Netflix Loses More Subscribers For The Second Quarter In a Row

It’s easy to believe that it’s the beginning of the end of the world’s most popular streaming service. At the end of the second quarter of 2022, Netflix announced that it had lost 970,000 subscribers. This increases the loss of their subscriber base, especially as they lost 200,000 subscribers in the first quarter.

This number loss doesn’t surprise Netflix, as the service had predicted a 2 million subscriber decline in Q2 during its 2022 Q1 financial report, but it is concerning for stakeholders nonetheless. The bulk of the subscriber loss came from Netflix’s biggest markets, Canada and the US, where Netflix had hiked subscription prices.

Some other reasons listed by Netflix as possible reasons for this decline are Russia’s invasion of Ukraine and an increase in password sharing.

To protest Russia’s invasion of Ukraine, Netflix suspended its services to its Russian customers, leading to a 700,000 subscriber loss. 

Netflix had announced that it was testing new ways to reduce password sharing among its users as password sharing violated its Terms of Service.
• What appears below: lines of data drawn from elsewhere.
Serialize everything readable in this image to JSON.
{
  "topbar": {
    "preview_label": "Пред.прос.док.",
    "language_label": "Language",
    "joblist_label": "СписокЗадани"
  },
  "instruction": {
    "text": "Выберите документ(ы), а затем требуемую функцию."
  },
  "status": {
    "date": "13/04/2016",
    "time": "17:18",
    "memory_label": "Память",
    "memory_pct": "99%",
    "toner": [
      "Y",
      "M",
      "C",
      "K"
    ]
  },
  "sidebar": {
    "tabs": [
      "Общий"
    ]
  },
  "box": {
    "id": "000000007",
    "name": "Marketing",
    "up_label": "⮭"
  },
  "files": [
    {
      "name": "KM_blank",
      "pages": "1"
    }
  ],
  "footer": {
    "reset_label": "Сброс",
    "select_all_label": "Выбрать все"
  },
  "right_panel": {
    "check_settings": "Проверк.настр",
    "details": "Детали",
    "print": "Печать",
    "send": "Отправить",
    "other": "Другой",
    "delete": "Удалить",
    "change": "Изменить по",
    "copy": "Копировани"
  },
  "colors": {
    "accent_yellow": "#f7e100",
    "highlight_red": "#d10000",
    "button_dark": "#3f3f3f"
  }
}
The company added that subscribers that shared their passwords would be charged extra fees. This, however, was received poorly by its users.

Another reason for this decline is the growth of rival streaming services like Disney+, Apple TV, HBO Max, Hulu, and Amazon Prime Video. Some subscribers also see Netflix’s content as ‘sub-par’, which is why many users continue to cancel their subscriptions as their expectations aren’t met.

Despite this significant decline in numbers, Netflix predicts growth in Q3. The service hopes to up its subscriber base by 1 million subscribers. 

To achieve this, the service plans to introduce ads to its platform with a partnership with Microsoft as its technology advertising and sales partner. And to deal with the challenge of password sharing, Netflix announced the testing of a new feature, ‘add a home’ in some countries in preparation for worldwide adoption. 

 “We know this will be a change for our members,” the service said in a statement. “Our goal is to find an easy-to-use paid sharing offering that we believe works for our members and business that we can roll out in 2023.”